Regional roads need cash to bridge gap, says Glenn Milne

THE state of roads in north-west Victoria is of “major concern” and greater government funding is urgently needed to fix the problem, according to Mildura infrastructure and assets portfolio councillor Glenn Milne.

Councillors have been told there is a gap between available funding and what needs to be spent in the municipality to maintain and address deficient roads.

Mildura attracts up to $5 million in state and federal road funding in any given year, however that still does not close the funding gap.

In a memo sent to councillors this month, development general manager Mandy Whelan said that in the past five years there had been 280 serious crashes resulting in seven people being killed, 69 sustaining serious injury and 284 sustaining other injuries on Mildura Council-managed roads.

Ms Whelan said an RACV report titled Have Your Say on Regional Victoria’s Most Dangerous Roads estimated that 80 per cent of the 180,000km of regional roads with 100km/h speed limits in Victoria needed upgrading.

She said that of those, the report named Seventeenth Street, from Etiwanda Avenue to River Avenue, as the only road identified within the municipality.

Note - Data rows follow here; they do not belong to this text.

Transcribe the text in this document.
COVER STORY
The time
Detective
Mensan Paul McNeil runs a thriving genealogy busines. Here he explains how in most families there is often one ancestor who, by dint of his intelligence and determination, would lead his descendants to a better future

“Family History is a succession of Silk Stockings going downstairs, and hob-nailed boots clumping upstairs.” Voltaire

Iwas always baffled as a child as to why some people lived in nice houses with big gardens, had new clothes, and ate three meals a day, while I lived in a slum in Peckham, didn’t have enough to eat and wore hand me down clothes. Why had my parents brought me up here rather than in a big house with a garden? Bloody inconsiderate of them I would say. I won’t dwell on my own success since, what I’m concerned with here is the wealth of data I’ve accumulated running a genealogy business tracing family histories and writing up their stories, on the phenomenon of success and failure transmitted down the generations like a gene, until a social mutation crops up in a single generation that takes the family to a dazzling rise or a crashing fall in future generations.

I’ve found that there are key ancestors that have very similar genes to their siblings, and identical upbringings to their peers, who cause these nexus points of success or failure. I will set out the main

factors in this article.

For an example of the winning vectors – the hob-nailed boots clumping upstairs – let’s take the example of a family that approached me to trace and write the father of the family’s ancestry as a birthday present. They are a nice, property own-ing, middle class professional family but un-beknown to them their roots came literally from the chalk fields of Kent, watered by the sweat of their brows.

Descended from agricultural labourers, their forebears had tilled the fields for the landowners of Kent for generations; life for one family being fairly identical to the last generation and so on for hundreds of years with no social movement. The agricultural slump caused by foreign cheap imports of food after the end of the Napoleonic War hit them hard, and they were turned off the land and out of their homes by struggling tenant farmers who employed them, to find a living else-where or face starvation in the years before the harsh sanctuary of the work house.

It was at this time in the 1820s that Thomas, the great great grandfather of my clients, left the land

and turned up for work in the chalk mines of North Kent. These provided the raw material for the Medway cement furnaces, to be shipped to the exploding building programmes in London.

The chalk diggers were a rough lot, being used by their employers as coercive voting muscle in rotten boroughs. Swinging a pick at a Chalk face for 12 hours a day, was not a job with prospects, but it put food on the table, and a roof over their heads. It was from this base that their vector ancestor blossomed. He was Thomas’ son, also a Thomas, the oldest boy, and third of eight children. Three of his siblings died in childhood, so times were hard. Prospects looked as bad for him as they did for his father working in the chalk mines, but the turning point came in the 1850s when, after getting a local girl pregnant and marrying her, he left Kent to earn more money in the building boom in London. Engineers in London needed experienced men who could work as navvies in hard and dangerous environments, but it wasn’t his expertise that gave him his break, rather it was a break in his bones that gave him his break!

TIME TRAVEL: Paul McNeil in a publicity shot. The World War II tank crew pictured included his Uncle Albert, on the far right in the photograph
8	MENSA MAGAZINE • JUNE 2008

Reducing some road speed limits is an option being explored in order to deal with the issue and reduce the overall upgrade costs.

Cr Milne said councils wanted to see a greater spend in the regions “and the sooner the better”.

“Long-term, unless there’s some pretty serious funding put into roads, you can see that the cost of maintaining them across small council areas like ours eventually is going to overcome the resources and the ability of a council to respond,” he said.

“And it needs to be done fairly quickly because, as the years go by, that cost multiplies exponentially.”

Cr Milne said governments should also consider funding on a municipality-by-municipality basis.

“I know governments try to be fair to each municipality, but they really do have to start looking at what each council is responsible for because some have got far greater responsibility than others and we’re one of those.

“We rely on transport and we rely on that road system greatly for our future, for our income, for everything we make and grow, et cetera, so it’s not something we can kind of do without.

“And you don’t want to knock the speed limits down because then you have got slower transport that are slower to market and part of our growth in farming output is our ability to get goods to market on time, every time.”